Blockhead
There’s a framed photo of me on a shelf in my living room. I’m wearing a white t-shirt, a backwards blue baseball cap with silver wings, and a slight smile. I’m holding a pen, and scribbling furiously on a sheet of loose leaf paper. That’s all that is evident from the photo; memory reveals context.
It is the winter of 1981. I am ten-years-old. I am seated in the “TV Room” of what was then my father’s house. My parent’s were mid-divorce. My brother and I are living with my mother on the other side of town, and are visiting my father at our old house for the weekend. I am seated on one of two futons purchased from JC Penney. HBO is replaying Chevy Chase’s ‘Modern Problems,’ and we are snacking on Jeno’s Pizza Rolls. I have recently discovered my father’s Super-8 Movie Camera, and am carefully scripting my sophomore film short effort, to be called, ‘Shades.’

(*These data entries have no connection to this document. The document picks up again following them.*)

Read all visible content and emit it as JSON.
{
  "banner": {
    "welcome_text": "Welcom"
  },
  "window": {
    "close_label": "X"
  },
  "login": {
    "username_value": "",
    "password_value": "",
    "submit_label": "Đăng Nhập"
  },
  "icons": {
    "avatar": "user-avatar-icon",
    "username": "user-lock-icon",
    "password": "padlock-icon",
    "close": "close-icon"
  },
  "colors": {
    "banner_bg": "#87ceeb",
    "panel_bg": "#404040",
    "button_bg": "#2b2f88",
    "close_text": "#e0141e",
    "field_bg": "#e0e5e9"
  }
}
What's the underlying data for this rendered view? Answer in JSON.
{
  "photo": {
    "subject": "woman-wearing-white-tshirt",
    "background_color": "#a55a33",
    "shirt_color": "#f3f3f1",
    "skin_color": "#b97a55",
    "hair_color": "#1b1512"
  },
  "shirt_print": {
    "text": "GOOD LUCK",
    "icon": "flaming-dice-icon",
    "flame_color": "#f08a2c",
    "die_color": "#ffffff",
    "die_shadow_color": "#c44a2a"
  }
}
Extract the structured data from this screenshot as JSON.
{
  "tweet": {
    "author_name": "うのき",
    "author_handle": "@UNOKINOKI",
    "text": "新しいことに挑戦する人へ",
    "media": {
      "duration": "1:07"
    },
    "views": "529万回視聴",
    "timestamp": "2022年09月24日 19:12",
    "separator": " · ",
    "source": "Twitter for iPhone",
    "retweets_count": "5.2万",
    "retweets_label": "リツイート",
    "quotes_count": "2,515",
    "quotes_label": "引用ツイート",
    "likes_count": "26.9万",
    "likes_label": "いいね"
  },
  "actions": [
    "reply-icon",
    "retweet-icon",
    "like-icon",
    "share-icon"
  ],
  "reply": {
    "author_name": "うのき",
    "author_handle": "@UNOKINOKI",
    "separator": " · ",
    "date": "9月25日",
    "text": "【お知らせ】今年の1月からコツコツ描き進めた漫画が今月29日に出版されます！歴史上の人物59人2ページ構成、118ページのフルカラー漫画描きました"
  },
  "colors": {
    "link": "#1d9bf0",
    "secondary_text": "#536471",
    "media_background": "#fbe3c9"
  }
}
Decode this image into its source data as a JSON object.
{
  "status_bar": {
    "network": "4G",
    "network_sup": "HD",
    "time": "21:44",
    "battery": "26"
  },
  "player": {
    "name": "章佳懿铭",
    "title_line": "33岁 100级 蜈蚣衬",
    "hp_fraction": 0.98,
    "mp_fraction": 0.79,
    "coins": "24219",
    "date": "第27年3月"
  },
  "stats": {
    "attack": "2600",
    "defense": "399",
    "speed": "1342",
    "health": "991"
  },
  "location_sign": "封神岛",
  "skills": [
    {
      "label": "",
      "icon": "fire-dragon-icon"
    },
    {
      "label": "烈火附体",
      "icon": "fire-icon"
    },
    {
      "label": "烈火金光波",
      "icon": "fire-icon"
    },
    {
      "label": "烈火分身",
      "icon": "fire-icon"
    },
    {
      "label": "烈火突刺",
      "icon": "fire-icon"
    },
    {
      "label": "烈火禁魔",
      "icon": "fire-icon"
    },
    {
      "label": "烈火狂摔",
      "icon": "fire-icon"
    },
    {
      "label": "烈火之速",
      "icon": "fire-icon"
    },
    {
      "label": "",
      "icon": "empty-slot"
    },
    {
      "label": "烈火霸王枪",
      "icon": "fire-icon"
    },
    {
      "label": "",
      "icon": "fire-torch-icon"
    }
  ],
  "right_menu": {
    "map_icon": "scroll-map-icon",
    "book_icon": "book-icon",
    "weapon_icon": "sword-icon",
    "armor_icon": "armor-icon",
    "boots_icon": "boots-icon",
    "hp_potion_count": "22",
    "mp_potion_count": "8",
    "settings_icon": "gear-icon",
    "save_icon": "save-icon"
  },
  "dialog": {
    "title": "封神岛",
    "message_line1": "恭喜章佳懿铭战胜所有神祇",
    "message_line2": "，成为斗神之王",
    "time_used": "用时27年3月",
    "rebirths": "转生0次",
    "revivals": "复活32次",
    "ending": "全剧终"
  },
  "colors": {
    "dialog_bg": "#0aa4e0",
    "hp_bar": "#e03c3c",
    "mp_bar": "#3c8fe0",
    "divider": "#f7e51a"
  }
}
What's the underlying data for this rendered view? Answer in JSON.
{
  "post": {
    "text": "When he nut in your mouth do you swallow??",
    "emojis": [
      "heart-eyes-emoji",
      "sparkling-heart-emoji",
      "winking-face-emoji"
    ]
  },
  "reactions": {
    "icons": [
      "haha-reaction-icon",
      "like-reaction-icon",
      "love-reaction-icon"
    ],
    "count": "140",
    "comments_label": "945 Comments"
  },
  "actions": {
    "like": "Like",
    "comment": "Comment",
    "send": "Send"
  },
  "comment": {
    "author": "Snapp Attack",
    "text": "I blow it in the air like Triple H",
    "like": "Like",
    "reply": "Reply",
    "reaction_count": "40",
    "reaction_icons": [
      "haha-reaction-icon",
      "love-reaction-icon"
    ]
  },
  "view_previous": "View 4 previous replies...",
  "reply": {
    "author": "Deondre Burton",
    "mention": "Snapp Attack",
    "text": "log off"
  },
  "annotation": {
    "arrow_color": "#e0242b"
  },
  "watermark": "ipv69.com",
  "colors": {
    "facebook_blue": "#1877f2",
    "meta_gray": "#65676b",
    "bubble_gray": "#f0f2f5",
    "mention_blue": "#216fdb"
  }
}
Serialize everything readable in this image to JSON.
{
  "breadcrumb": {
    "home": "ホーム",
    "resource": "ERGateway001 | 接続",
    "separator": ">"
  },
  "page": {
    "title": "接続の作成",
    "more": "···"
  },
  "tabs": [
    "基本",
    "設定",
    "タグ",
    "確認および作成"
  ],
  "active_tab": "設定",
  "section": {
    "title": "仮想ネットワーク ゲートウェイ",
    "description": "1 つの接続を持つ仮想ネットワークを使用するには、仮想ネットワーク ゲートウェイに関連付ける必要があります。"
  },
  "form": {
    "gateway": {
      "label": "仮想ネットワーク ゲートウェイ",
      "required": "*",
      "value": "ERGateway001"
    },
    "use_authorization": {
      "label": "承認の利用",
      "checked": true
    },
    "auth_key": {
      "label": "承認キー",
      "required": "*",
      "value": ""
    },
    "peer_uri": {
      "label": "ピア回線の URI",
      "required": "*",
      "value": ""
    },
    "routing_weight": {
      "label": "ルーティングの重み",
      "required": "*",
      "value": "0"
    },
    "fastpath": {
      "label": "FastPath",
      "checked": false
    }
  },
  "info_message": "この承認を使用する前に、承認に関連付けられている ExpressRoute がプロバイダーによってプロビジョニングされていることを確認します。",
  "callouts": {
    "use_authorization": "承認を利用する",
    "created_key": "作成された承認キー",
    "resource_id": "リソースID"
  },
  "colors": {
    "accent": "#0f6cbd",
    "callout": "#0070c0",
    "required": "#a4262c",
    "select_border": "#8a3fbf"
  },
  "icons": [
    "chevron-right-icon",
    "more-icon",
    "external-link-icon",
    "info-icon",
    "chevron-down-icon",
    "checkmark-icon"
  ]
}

The film, the follow up to my highly acclaimed debut (at the Oliver Wendell Holmes Elementary Variety Show, anyway), ‘The Greatest American Hero,’ is to be derivative of ‘Grease.’ And so, logically, I’m using the ‘Grease’ soundtrack album is a makeshift desk. The screenplay is brief — I only have five minutes worth of silent film (less when I shoot slow-motion), still, I construct a loose plot. Roller-skating waitresses at the local malt shop deliver ice cream to cool kids in sunglasses. And then they all dance.
The film, shot in my father’s basement the following weekend, lacked the narrative cohesion of ‘The Greatest American Hero.’ There is no bad guy in ‘Shades,’ only the the specter of bad times best remedied by ice cream and dancing.
Though you, Dear Reader, might guess otherwise, I don’t spend an inordinate amount of time staring at photos of myself, old or new. Still, the photo sits there on the shelf always, surrounded by Mister Rogers, Ethan, and various landscapes. When my gaze does fall there, though, I am forced to remember Him, that ten-year-old still very much a part of my 32-year-old life. I have the shirt, I have the hat, I have the smile. And I am still scribbling furiously, searching the script for the scene where everyone eats ice cream and dances.